Chapter 7: Outpost (1/2)

It had been four hours since Zac had woken up after getting hurt. Even after moving around for hours, his wounds were just dully throbbing, and he once again was amazed by the efficacy of his constitution. If his Endurance and Vitality grew to 100, would he be able to regrow limbs?

He had spent the last hours discreetly surveying the surroundings to come up with a solution to being stranded in the woods. He had made some discoveries during this time, some more shocking than others.

The first thing Zac had done after figuring out the basics of the system was head back to the scene of the fight to retrieve his axe.

When he arrived at the boulder, the monster was still there, and by then a putrid smell had started to emanate from the carcass. This meant that the system would not remove bodies like in a game. What was dead was dead. After looking around the body, even somewhat moving it to look beneath, it also hadn’t dropped any items such as gold or equipment.

He still didn’t know if that was just bad luck or whether the system was not that convenient and just wouldn’t hand items to you in that manner. Perhaps you would have to make do with what already existed, or there were chests strewn around the world.

Just judging from the smell and how the beast looked like when alive, it would not be serviceable to eat, even if fresh. The axe lay next to the body, blood caked all over the shaft and the head. Luckily, it hadn’t been corroded or rusted yet, and after a good cleaning, the axe was almost as good as new, albeit slightly dulled.

The next realization he made on the way back to the camp. Since the world in a sense had turned into a game, he thought maybe there was some sort of equipment system. But when saying things like “equip,” “equipment,” and “inspect” got no response from the system, he surmised that there probably was no such thing. An axe was just an axe. Maybe there would be magic gear in the future, but at least for now he had no means to distinguish it. He felt that he had missed something though, as one of his quests would reward him with something called “E-grade equipment,” whatever that was.
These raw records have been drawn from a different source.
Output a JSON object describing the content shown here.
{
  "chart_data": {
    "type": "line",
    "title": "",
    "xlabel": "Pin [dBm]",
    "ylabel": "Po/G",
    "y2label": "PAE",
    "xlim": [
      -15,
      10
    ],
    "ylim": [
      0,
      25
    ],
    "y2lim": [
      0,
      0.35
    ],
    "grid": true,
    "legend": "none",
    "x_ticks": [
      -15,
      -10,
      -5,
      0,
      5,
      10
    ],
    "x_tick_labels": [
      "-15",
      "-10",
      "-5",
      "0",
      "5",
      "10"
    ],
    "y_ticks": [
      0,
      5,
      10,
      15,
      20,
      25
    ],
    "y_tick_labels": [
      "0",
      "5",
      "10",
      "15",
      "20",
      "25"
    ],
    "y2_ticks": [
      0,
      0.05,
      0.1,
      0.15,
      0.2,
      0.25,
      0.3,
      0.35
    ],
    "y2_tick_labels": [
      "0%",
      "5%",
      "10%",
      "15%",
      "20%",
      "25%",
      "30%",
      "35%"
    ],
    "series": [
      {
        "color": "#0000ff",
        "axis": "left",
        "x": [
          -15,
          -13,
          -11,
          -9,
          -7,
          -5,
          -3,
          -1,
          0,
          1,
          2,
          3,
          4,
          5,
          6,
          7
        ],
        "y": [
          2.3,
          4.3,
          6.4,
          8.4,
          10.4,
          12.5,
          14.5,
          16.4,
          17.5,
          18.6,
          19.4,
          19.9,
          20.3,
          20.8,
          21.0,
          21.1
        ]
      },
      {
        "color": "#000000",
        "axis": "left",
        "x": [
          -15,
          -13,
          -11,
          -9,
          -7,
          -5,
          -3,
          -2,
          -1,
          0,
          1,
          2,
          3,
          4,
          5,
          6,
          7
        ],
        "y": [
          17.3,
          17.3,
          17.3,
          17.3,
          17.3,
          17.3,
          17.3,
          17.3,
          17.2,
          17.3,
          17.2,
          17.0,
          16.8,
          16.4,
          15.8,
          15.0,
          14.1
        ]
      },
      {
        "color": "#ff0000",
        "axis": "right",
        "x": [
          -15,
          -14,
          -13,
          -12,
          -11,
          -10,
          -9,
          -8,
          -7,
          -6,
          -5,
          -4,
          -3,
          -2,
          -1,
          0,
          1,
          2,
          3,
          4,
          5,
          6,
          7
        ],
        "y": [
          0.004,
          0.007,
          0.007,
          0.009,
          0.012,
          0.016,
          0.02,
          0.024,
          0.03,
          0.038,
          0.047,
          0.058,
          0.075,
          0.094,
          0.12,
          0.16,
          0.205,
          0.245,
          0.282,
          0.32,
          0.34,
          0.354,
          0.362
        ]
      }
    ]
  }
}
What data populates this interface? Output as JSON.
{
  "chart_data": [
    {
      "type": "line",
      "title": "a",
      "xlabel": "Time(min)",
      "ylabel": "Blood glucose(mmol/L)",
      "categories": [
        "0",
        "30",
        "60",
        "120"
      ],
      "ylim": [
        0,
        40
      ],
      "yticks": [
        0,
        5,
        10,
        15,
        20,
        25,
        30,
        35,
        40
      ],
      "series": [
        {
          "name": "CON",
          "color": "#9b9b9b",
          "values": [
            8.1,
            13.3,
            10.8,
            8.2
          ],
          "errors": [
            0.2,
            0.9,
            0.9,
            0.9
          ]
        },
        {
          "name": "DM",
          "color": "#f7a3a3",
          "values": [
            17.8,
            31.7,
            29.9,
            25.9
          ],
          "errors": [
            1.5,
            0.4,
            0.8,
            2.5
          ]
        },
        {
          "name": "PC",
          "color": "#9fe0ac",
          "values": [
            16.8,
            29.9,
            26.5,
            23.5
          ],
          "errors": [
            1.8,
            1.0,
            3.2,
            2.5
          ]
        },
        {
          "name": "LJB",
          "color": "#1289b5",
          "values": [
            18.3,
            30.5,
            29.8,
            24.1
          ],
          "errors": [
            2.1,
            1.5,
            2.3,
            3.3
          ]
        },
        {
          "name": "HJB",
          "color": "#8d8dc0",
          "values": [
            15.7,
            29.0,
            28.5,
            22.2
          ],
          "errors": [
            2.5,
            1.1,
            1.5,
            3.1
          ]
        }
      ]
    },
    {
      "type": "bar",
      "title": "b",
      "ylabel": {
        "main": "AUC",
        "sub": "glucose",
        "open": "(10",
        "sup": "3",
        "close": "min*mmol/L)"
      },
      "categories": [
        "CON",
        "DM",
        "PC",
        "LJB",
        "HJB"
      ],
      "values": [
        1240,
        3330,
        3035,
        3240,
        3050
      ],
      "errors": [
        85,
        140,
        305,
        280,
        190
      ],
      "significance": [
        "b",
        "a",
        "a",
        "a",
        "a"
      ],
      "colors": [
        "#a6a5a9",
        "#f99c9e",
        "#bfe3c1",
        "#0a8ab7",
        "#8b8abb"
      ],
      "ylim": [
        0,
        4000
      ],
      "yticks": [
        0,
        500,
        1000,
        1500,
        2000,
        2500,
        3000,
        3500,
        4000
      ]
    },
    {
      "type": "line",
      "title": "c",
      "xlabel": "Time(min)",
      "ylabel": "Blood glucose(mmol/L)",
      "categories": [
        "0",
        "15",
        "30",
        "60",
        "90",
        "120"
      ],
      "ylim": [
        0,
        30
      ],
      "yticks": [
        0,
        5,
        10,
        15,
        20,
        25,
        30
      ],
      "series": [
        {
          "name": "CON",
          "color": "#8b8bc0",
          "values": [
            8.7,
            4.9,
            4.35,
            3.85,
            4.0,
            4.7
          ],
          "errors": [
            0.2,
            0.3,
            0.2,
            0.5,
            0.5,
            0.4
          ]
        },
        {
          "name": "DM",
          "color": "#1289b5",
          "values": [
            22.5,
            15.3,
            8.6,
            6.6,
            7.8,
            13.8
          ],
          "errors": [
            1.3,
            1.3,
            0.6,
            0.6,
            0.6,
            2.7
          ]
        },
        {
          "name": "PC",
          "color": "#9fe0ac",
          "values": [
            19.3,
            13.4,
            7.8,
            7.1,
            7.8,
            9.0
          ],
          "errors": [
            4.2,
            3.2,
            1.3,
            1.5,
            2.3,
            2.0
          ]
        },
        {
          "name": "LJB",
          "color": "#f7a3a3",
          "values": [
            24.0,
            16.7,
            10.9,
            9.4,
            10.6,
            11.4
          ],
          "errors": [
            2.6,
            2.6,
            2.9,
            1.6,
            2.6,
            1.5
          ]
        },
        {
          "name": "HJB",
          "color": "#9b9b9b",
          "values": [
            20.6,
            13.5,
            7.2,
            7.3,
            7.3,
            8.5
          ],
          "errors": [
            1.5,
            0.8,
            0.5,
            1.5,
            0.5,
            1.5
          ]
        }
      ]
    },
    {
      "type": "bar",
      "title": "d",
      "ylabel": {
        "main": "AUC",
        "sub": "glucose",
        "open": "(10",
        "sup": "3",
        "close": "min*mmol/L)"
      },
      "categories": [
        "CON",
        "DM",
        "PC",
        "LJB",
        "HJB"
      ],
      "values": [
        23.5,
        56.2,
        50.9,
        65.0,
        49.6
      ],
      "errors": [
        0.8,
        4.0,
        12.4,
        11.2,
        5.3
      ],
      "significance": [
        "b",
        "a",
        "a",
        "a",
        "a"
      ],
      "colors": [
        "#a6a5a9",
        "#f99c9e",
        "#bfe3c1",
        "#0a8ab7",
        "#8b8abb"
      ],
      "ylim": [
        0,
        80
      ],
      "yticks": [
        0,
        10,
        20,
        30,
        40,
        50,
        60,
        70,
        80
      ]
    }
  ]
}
However, he still was no closer to completing that quest now than he was back then. One thing at the time.

The next discovery was that will and determination do not a mechanic make. After popping the hood of the car, he had blankly stared at the engine for a few minutes, hoping something obvious and easily solved would present itself. But he had to simply face reality that he would not be able to drive back, at least not with that car. The battery was well and truly dead.

But the most disturbing discoveries came after. Since discarding the car seemed the only option, Zac had started scouting the road back to see if it was possible to traverse or whether it was teeming with monsters.

He stealthily moved along the road they came from, keeping to trees and brushes, axe at the ready and maintaining a constant vigil for any sign of danger. If he kept this pace going back, the trip would likely take a week, and he didn’t cherish the thought of sleeping out in the open.

But before he got further than around a kilometer, the road abruptly stopped, and dense forests gave way to a cliff with a drop of roughly five meters. The road, heck, the whole ground, was simply gone.

The view that instead greeted him was a panoramic view of an ocean. At least he thought it was, as he could see no land in sight, and he was still too sore to climb down and test whether it was freshwater or salt water. He guessed it was salt water though from the smell in the air. In either case it was mind-boggling, as the campsite was hundreds of kilometers away from any body of water of that size.

Finally he remembered some words the system had said at the start, which he had completely glossed over in his panic. It said it had merged the planet with others and had been somehow randomized. Just how powerful was the system in the end, to grab multiple planets out in space and mash them together without him noticing anything.

That thought was almost scarier than the immediate threat of the demons.

This also made him realize that most of his plans of going back home and finding his family likely had to be scrapped. If the system could drop an ocean in the middle of the country, his family might be on the other side of the planet for all he knew.

Which brought him back to now. Zac had mutely trudged back to camp, this time with far less vigilance than before. Still, it seemed that there were, at least for the moment, no threats in the immediate vicinity.